Avi will implement one of the planned adversarial network structures in the next week, and set up the ability to train and characterize it.  This will make it easy to spend the next week trying multiple different architectures using the existing setup.  Right now, all testing will be with digitally produced changes to photographs.  Due to the separation of our group, Avi will be testing with only these digital changes (not the projector) for the next few weeks.

Claudia is going to start editing photos in Photoshop so that she can observe the effect on the classifier output.  She is going to start building an intuition for what changes are effective at reducing classification rates.  She will then try to directly program changes that are effective.  This is a new plan by our group, which will allow us to have more independent roles which give us two approaches at our main problem (which reduces risk).  We will also be able to meaningfully compare the successes of the machine learning approach versus the human learned approach.

Week 1

What we have found out:

  • Information about projector we are using:
    • Minimal distance with focus for projected image is 1.4 meters away from projector
    • At that 1.4 meters, a face is about 200 pixels wide, which is more than the 80 pixels wide we wanted
    • When we project a black square just on the eyes, we were comfortable looking into the projector
      • Though we will want to increase current size of black square

 

What we have done:

  1. We selected and received a projector and 2 cameras from the 18500 inventory.
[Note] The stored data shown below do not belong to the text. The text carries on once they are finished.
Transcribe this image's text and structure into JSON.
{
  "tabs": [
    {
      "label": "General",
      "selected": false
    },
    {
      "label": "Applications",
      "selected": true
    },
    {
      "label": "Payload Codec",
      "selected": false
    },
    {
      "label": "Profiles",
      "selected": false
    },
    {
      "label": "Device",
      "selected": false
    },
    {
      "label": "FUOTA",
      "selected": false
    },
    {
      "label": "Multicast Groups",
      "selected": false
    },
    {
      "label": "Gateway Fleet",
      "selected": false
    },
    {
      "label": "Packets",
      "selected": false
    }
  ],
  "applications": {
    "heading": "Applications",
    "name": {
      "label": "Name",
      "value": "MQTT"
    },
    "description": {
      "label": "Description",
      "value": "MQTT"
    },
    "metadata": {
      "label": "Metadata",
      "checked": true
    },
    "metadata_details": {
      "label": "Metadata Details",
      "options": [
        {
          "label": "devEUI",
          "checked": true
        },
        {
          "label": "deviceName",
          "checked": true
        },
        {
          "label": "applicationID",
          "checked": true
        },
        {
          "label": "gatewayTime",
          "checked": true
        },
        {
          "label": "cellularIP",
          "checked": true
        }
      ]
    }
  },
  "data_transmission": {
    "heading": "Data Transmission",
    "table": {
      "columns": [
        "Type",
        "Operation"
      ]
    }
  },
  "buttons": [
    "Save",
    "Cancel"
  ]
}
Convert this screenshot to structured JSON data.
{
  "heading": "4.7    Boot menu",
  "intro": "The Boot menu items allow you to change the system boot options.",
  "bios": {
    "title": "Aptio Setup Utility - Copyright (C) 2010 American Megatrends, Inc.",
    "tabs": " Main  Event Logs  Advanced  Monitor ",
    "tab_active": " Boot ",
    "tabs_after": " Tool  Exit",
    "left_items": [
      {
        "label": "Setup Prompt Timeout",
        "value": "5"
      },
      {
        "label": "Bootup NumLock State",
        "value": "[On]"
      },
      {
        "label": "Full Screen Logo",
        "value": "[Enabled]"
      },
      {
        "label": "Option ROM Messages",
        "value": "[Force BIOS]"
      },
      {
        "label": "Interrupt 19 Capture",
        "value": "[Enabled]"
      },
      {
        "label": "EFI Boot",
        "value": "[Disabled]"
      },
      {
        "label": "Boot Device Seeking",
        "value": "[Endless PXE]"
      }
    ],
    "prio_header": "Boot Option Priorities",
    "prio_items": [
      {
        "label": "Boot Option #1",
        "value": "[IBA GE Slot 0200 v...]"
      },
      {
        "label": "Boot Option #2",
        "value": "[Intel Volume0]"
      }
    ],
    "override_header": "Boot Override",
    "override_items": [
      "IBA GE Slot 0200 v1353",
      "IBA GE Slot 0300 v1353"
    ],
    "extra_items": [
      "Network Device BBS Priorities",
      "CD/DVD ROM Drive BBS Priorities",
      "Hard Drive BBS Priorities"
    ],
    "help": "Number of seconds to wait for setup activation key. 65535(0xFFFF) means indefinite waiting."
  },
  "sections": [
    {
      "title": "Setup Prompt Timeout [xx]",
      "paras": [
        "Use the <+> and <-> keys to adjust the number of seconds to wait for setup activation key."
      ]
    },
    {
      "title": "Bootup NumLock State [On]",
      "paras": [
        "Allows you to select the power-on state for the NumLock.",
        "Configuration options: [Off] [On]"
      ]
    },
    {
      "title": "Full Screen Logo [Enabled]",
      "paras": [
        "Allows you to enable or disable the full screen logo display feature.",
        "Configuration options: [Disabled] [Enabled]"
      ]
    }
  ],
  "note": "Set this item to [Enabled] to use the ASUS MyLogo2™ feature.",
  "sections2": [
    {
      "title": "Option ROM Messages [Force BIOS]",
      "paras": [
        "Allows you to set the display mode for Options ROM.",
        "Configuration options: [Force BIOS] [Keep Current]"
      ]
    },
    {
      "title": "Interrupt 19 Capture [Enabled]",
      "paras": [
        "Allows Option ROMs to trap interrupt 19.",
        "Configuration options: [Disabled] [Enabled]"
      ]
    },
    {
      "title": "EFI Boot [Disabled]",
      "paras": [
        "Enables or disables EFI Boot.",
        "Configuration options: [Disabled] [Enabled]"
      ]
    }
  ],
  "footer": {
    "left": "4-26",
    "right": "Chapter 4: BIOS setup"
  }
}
All of them exceed the requirements for a projector and camera that we had, though the projector is much bigger than ideal. We do not have a requirement for projector size so that is fine.
  2. Avi set up OpenFace to convert images into simple 128 dimensional embeddings.  Then he pulled data from a database of celebrity images and ran them through the OpenFace network.  The output was used to train a simple classification network that is able to distinguish between 20 different celebrities in the network.  The data he pulled had about 100 images of each celebrity, and about 60 were used for training.  The remaining 40 were used for validation, and the network was about 40% accurate.  He concluded that it is probably a working model that does not have enough data.
  3. Claudia used dlib to extract facial landmarks, so that projections can be scaled to these landmarks. This can also be used to black out the eye area, making the experience more comfortable.
  4. Dylan used Claudia’s facial landmark extractions to create a function that finds the pixels that need to be blacked out so that the projector does not project anything on someone’s eyes.
  5. Dylan used Claudia’s facial landmarks to also create a height map across a person’s face. He did not finish the calculation for how far away each part of the face is from the camera that he and Claudia were working on because we found out that the depth map may not actually be important
  6. We tested out putting the black-square over each member of the group’s eyes, and everyone was comfortable(no immediate eye strain) with the projection on their face.

 

What we are planning to do:

  1. Avi is going to spend the next week researching neural network
    architectures to change an image without reducing its dimensionality
    and decide on appropriate loss functions for our future adversarial
    training.  If this goes well, he will also try to implement an image
    modifying network.
  2. Claudia will create the program to help collect the images. She will also start collecting images. Claudia will also work on translating the image that we want to project to what we project.
  3. Dylan will expand the black eye rectangle and make it cover each of the eyes. He will also complete the camera calibration for finding the geometric relationship between the camera and the projector.

Updates on design:

After talking with Marios and Emily, we found out that we may not even need depth information, since we can just correlate where we project with the facial features that dlib finds. We may decide to use the depth information in the future but for now, we will see how well projecting without depth information is and our backup will be using depth information. So for now we will only use 1 camera.